Russia is meanwhile mobilizing forces from separatist territories of Georgia to deploy in Ukraine, the official said.
"We've seen our first indications that they are trying to send in some reinforcements from Georgia," the senior official told reporters.
Following a flashpoint conflict with Georgia in 2008, Russia recognized the independence of two pro-Russian Georgian separatist regions, Abkhazia and South Ossetia and established military bases there.
'Children' written clearly
Russia's far bigger military continued to combat determined Ukrainian defenders using Western-supplied weapons, from near the capital Kyiv to Kharkiv, the Donbas region and the devastated southern port city of Mariupol.
Authorities said they fear some 300 civilians in Mariupol may have died in a Russian air strike on a theatre being used as a bomb shelter last week. The theatre was targeted despite the word "children" being written in large Russian letters on the ground outside, so as to be visible to pilots.
Russian forces hammering Mariupol's out-gunned defenders consider the city a lynchpin in their attempt to create a land corridor between the Crimea region Moscow already seized in 2014 and the Donbas.
Leaving behind a home that has become a hellscape, Osksana Vynokurova, 33, counted the cost.
"I have escaped, but I have lost all my family. I have lost my house. I am desperate," she told news agency AFP after escaping Mariupol by train to the western city of Lviv.
"My mum is dead. I left my mother in the yard like a dog, because everybody's shooting."
Shelling damage in a residential area in the city of Mariupol, Ukraine, on 25 March, 2022. Source: AAP / TASS/Sipa USA
"I have never seen such horror. There is no Mariupol," the middle-aged woman added, comparing her city to Grozny, the capital of Chechnya that Russian forces obliterated during wars in the 1990s. "Everything is destroyed."
Eastern focus
Russia's army was predicted by some to roll across Ukraine with little resistance. However, Mr Putin's military has been beset by many of the same problems plaguing its ranks as far back as the Chechen wars — poor discipline and morale, faulty equipment and tactics, and brutality toward civilians.
Amid heavy censorship, Russian authorities on Friday gave only their second official military death toll since the start, at 1,351. This is far below Western estimates, with one senior NATO official saying between 7,000 and 15,000 Russian soldiers have died.
Mr Rudskoi's announcement of a pivot to the battle for eastern Ukraine was accompanied by claims of success.
He said Ukraine's military has been severely degraded and that the reason Russia had not seized cities was to "prevent destruction and minimize losses among personnel and civilians."
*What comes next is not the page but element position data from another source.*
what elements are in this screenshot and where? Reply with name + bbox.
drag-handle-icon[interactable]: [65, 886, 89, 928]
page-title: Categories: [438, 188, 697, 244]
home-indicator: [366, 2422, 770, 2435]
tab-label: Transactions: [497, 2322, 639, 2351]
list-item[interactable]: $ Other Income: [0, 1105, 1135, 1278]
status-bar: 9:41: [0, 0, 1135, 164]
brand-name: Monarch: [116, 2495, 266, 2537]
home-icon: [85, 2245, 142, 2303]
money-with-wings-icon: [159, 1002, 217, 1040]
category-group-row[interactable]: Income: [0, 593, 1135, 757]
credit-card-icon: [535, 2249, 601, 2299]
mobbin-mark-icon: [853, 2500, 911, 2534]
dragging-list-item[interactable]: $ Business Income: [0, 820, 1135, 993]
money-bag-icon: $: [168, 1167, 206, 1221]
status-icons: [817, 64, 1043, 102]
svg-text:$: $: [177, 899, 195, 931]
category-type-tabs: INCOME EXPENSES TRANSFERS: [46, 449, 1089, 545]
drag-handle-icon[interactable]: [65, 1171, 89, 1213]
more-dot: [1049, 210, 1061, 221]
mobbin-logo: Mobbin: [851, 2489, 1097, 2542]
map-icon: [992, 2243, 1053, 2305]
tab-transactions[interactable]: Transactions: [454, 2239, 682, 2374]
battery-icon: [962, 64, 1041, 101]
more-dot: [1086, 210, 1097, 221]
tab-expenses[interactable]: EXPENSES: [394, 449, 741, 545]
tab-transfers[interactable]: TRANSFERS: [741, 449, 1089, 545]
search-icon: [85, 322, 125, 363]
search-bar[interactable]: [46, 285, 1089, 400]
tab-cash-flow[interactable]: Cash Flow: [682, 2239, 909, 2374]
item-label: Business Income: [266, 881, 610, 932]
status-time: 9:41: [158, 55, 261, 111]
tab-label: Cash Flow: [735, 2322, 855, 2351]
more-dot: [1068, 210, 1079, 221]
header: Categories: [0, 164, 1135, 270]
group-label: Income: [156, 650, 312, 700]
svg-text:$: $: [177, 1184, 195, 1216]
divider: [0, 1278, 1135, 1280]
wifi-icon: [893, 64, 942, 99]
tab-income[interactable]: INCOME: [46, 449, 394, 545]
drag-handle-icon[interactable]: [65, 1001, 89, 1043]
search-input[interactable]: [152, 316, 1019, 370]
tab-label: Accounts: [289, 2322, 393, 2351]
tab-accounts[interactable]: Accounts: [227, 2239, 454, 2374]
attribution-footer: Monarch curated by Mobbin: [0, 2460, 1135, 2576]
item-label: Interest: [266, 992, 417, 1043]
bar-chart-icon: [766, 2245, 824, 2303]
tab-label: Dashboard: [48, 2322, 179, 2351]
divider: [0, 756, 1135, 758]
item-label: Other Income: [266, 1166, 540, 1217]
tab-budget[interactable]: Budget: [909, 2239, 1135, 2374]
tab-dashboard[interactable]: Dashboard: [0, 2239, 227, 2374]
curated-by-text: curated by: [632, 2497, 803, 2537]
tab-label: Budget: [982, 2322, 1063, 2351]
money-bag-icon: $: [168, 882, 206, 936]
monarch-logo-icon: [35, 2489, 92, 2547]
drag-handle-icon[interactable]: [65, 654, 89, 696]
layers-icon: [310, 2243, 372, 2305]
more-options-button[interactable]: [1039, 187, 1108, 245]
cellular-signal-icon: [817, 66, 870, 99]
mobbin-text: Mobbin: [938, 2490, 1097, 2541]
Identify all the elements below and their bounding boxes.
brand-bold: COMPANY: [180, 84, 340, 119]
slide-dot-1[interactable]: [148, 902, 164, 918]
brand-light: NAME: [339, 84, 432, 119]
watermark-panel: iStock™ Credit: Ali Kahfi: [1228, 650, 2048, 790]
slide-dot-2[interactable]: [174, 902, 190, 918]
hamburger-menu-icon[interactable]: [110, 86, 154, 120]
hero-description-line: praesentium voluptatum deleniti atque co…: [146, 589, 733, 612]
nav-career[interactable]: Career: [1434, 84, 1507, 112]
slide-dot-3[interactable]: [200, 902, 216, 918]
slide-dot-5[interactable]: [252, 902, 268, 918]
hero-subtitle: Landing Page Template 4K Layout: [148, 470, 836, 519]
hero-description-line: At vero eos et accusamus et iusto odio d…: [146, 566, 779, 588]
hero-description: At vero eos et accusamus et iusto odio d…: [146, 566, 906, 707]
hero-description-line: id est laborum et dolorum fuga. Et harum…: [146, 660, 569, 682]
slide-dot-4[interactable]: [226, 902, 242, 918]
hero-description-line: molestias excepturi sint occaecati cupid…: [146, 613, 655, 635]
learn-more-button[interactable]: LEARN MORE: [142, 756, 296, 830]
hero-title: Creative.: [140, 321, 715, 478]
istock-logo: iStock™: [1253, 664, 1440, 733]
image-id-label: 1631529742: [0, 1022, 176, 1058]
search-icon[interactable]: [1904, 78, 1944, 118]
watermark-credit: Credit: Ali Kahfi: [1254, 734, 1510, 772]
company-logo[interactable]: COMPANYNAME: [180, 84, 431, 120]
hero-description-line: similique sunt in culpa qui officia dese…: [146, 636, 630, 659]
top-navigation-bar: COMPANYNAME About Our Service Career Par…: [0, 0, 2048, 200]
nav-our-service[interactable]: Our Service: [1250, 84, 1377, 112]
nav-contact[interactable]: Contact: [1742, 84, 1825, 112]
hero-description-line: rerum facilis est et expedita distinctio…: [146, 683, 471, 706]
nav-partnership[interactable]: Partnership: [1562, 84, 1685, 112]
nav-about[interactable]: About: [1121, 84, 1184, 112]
Residents carrying groceries walk away from a building that was just hit by Russian bombardment, and caught on fire, in the Moskovskyi district in Kharkiv, Ukraine, on Friday, 25 March 25, 2022. Source: Getty / Marcus Yam/Los Angeles Times
However, Ukrainians are mounting an increasingly aggressive defence and in places even taking back ground.
Britain's defence ministry said Ukrainian counter-attacks, and Russian forces falling back on overextended supply lines, had allowed Ukraine to "re-occupy towns and defensive positions up to 35 kilometres east of Kyiv."
Chemical weapons warning
As the Russian war machine stumbles, Western officials are warning Mr Putin could resort to more extreme measures, including chemical weapons.
In Brussels on Thursday for NATO, EU and G7 summits, Biden said the NATO alliance, would "respond" if Putin does use chemical warfare — though his National Security Adviser Jake Sullivan later stressed the United States itself "has no intention of using chemical weapons, period, under any circumstance".
Kremlin spokesman Dmitry Peskov accused Mr Biden of seeking to "divert attention."
Mr Putin, whom Mr Biden again branded a "war criminal," gave a speech Friday saying that Russia was the victim, comparing Western boycotts to "Nazis in Germany."